In that prison camp, he learned from many of the men in there. It's where he grew his biggest wings to one day fly. And fly he did! He was released into the “outside world”, which has so many challenges. It was scary for him. Trying to find a job with his background was hard. A friend that had done time and survived in the outside world, suggested being a waiter because it helps build social skills. He went to several places but no luck. He then walked into La Fiesta and talked to a manager there. He was upfront like he had been with all the others, but this time he was given a chance and it was under that agreement. (Just another reason to love La Fiesta!) He knew this was a chance and he didn’t want to blow it. He worked hard and continued to thrive in the outside world. He found he loved working there.

He soon met a beautiful girl who also worked there and they fell in love. While at La Fiesta he met many people, and one of them was a banker who frequently dined there. He waited on him regularly and built a relationship. The banker told him, “Clay, you need to come work at the bank.” He knew his past but took the chance. Because of Clay’s record, it turned out he couldn't work there, but the banker did loan him money for a ring!  He married his true love. Life was going well, but eventually Clay wanted more than the restaurant life.

One day, he was talking with his cousin and he told him how he had opened up an iPhone repair shop and how the money was surprisingly good and suggested he open one up in Victoria. Victoria was the town his mother passed away in, and Clay was not quite sure he wanted to go back there. But something inside him was telling him that God wanted him to go. After much prayer, he and his wife packed up their bags and headed to Victoria. They opened a cellphone repair shop there. It grew quickly and soon they hired employees. They then opened another one in Rockport. It was in Rockport they decided to invest in real estate and bought their first home. They went on to purchase three rental homes. They loved real estate so much they decided to sell their shops and continue in real estate. Within the first year they closed 12 real estate deals, surpassing the goals they had set.

They soon ventured back to Waco, as it had always been home. Together they have passed many of their goals. During this journey, they learned that prayer changes things and that they will always continue to pray out loud together as a family. They determined that their life would not be built on material things but making memories every day through the simple things in life. They would cherish each day as if it were their last, with gratitude and love.
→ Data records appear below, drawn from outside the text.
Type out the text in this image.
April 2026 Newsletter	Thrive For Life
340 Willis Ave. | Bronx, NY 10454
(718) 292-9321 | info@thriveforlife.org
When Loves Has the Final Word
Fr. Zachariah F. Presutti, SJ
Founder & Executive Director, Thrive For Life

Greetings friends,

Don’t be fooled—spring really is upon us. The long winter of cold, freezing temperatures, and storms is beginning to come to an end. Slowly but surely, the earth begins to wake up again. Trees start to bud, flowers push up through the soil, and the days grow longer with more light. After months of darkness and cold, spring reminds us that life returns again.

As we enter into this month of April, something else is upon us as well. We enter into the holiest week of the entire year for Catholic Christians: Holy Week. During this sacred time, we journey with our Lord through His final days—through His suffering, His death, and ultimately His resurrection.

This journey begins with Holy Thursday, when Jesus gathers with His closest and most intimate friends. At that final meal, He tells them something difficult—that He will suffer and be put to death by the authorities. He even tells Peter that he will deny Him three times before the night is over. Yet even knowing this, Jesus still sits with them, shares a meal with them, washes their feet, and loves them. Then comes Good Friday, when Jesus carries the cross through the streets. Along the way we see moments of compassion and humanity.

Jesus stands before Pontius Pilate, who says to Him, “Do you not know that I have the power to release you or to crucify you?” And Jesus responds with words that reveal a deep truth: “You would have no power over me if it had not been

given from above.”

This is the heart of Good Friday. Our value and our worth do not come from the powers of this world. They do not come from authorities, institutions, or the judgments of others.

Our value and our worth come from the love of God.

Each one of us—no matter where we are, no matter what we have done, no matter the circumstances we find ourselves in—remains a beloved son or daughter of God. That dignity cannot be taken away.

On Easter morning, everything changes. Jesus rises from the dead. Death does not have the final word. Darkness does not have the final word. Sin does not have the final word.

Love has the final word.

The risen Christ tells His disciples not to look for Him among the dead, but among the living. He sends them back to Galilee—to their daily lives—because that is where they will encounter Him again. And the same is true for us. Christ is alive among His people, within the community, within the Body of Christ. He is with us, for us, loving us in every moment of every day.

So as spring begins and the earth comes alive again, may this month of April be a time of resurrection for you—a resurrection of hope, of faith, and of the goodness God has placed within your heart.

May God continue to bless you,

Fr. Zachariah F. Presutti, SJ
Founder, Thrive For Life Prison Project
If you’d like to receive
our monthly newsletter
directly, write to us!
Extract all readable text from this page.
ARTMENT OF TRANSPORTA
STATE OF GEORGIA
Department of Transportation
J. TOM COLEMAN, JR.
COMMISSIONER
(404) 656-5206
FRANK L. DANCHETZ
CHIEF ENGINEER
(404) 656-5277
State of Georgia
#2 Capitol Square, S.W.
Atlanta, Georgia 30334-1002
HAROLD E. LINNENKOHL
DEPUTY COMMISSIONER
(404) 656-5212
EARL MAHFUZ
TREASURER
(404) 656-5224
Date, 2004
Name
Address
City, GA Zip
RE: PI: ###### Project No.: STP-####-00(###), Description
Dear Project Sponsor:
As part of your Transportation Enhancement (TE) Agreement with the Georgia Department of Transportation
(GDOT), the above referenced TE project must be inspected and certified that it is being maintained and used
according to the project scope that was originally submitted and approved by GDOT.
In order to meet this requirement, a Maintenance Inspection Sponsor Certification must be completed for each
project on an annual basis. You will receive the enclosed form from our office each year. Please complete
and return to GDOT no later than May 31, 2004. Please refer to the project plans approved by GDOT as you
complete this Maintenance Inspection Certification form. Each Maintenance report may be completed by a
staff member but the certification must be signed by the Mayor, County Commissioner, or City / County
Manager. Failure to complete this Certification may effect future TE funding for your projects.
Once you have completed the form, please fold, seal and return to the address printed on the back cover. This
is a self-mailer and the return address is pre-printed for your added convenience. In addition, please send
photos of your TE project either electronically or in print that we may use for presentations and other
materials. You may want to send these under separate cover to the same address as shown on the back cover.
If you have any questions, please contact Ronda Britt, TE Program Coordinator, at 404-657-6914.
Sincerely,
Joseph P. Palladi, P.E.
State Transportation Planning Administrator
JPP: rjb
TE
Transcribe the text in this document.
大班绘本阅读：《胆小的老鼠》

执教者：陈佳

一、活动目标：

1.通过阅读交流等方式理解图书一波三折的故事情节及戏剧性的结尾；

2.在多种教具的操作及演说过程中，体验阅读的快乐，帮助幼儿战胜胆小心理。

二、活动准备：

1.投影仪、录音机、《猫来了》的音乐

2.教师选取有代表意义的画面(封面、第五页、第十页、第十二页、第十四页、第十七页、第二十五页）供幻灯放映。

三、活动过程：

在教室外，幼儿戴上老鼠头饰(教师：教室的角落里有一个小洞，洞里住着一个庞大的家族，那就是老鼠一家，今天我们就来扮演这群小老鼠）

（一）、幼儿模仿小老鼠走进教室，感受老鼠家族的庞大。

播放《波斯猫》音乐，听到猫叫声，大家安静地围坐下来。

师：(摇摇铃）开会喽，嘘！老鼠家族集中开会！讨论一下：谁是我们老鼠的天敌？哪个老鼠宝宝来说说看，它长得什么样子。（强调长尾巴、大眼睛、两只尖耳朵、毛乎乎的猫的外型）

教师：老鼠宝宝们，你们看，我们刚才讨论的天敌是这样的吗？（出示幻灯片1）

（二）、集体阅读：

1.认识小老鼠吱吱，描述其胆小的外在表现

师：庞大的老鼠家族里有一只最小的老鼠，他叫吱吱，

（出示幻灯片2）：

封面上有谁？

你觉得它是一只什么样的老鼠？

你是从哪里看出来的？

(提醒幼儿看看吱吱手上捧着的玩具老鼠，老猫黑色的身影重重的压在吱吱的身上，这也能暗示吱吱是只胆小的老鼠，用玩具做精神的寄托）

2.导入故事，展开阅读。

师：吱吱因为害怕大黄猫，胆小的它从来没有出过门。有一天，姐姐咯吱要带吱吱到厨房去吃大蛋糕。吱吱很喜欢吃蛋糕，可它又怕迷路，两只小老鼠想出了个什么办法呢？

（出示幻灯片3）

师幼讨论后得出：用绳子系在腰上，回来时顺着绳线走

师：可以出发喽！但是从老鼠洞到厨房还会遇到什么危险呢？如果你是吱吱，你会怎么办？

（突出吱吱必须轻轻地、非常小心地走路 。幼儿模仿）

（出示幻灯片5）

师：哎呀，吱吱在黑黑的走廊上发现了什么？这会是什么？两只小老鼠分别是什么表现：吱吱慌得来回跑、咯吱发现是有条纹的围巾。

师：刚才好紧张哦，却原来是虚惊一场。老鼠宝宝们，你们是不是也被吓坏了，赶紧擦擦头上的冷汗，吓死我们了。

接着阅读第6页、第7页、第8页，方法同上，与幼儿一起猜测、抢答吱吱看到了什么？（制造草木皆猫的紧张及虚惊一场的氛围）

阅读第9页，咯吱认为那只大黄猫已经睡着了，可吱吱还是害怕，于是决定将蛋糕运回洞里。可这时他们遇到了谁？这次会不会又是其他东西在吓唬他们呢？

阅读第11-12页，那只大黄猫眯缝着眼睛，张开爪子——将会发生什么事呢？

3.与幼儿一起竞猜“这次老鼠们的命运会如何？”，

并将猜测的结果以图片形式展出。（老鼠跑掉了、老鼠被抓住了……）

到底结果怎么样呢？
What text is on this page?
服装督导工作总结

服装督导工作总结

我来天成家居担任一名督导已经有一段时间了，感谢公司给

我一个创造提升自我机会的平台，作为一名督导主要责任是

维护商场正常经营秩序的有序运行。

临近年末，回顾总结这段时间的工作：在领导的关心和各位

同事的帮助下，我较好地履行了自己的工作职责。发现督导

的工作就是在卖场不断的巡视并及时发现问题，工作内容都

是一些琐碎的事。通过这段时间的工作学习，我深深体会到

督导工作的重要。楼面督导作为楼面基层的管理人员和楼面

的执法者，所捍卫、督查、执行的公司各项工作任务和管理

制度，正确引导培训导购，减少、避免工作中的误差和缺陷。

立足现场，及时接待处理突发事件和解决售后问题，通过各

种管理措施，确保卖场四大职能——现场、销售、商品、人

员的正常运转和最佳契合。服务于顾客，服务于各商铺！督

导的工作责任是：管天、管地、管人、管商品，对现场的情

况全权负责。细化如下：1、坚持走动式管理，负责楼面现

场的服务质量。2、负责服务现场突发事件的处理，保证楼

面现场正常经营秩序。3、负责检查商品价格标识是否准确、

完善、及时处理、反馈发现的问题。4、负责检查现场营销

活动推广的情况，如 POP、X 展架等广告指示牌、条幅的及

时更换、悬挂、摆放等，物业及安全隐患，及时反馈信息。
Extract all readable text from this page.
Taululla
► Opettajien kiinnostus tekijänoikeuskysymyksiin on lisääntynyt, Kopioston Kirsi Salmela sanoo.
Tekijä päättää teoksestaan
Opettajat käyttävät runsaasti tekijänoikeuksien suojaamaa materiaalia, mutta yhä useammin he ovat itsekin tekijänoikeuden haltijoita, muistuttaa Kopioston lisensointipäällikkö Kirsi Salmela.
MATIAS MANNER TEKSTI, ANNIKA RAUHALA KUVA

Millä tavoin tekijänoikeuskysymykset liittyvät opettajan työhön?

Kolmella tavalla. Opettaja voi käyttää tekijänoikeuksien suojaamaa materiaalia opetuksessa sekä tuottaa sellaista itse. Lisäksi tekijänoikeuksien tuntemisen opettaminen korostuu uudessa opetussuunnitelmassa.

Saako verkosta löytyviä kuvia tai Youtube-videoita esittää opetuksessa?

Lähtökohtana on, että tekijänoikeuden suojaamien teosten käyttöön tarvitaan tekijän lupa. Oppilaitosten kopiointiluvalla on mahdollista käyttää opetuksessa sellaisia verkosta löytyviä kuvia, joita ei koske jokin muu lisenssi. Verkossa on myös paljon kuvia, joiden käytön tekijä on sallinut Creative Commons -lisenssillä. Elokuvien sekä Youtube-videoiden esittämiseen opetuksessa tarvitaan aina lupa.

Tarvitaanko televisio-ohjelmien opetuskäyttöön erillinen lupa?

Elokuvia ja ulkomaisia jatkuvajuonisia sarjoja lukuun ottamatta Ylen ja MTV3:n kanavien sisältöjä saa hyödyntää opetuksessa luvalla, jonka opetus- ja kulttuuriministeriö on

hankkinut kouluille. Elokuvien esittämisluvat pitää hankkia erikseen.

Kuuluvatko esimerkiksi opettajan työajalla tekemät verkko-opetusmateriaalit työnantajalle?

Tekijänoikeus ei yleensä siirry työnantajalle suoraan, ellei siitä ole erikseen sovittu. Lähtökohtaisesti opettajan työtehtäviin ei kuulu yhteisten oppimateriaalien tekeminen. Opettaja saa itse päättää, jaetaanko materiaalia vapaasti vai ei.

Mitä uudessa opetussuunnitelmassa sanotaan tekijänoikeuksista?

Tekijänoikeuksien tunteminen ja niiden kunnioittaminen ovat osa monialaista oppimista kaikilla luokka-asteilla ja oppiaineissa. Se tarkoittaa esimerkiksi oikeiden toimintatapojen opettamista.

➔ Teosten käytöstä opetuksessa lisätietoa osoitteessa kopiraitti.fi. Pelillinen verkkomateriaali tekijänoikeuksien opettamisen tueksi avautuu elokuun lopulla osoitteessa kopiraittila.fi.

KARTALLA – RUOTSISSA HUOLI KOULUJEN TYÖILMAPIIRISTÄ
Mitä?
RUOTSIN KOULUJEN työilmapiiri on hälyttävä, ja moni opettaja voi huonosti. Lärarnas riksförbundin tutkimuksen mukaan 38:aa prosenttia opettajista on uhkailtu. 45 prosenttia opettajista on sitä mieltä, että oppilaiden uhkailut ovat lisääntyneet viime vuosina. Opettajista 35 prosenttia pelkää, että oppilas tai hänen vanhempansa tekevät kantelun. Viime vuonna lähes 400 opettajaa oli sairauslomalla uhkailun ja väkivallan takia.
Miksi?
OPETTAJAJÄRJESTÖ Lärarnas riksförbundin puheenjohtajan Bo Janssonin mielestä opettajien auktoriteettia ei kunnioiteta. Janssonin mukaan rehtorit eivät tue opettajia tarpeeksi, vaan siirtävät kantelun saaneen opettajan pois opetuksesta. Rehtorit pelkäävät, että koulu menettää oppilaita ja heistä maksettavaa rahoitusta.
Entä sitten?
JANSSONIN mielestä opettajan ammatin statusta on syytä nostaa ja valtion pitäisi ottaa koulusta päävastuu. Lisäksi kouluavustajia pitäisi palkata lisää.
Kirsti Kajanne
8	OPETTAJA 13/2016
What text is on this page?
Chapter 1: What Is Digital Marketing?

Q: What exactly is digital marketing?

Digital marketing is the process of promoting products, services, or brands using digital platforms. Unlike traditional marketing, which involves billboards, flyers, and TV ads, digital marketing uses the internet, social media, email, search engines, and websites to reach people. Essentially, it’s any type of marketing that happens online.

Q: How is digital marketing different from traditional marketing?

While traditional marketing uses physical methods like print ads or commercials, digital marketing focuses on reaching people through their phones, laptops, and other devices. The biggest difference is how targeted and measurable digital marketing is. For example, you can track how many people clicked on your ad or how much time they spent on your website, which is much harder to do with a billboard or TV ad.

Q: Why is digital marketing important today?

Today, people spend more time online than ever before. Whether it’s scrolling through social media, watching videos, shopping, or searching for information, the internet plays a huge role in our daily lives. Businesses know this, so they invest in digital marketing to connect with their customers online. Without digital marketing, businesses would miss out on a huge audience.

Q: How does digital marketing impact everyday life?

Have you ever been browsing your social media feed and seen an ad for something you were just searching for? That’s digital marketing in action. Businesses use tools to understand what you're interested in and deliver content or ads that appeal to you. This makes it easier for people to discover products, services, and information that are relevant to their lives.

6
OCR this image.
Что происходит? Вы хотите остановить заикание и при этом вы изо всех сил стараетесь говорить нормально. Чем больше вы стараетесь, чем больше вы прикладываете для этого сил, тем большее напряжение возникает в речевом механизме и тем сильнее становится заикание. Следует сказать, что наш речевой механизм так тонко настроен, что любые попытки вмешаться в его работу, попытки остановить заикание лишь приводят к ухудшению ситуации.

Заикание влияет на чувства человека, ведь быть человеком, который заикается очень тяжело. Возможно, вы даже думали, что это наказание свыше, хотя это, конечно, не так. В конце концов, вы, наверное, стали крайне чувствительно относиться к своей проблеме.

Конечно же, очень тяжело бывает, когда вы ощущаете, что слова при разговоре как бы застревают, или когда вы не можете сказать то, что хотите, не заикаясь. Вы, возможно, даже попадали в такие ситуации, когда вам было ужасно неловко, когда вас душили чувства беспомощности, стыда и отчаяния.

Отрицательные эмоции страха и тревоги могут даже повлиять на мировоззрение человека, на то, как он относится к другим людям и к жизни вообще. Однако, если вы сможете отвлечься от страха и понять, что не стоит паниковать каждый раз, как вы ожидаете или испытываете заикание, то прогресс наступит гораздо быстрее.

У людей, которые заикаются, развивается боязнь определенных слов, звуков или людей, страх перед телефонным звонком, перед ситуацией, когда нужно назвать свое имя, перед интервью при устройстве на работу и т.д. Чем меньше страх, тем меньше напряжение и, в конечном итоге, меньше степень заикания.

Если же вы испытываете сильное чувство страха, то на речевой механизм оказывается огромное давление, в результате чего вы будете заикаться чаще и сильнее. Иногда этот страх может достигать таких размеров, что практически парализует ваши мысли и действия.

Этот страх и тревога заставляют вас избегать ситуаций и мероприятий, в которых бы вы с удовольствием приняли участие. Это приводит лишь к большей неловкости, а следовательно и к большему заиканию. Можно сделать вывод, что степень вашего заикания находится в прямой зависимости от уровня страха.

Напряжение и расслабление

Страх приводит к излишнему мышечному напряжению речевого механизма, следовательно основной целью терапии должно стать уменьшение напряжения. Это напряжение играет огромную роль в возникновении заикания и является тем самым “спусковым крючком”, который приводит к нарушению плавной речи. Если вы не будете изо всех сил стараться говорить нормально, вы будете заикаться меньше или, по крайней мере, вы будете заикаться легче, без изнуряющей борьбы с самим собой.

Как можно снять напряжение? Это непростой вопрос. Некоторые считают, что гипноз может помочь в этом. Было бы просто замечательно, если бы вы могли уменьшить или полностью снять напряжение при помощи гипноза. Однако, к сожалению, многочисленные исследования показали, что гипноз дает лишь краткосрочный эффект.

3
Along the way they had a beautiful daughter, which opened his eyes even more to his story in life. A past that he had been very quiet about, embarrassed about, he now felt led to share so others, especially young people, including his daughter one day, will know that there is hope. There is life even when you are at your lowest, there is forgiveness even when you feel you can't forgive or go on. Sometimes it's the hardest things we go through in life that turn out to be the best things for us. It is in the choices we make, and who we decide to be.

Clay made it clear that his success in overcoming a life of turmoil isn't about "having it all figured out." We will never have all of the answers. Clay wouldn't be where he is today without the continued support of God, his wife, grandparents and a handful of mentors who believed in him when he was uncertain whether he could believe in himself.

If you haven't read the story about the homeless man, "Birthday cake on the Corner and Tears on the Camera," I suggest you read it. It ties into this story so much. Such similar situations, yet they both chose different paths.

I know some of you have asked me to share the location I'm at each time I interview..This one was at Dichotomy, it was a good visit while sipping iced coffee. I am thankful to Clay for sharing his story, I hope it has inspired you as much as it has me.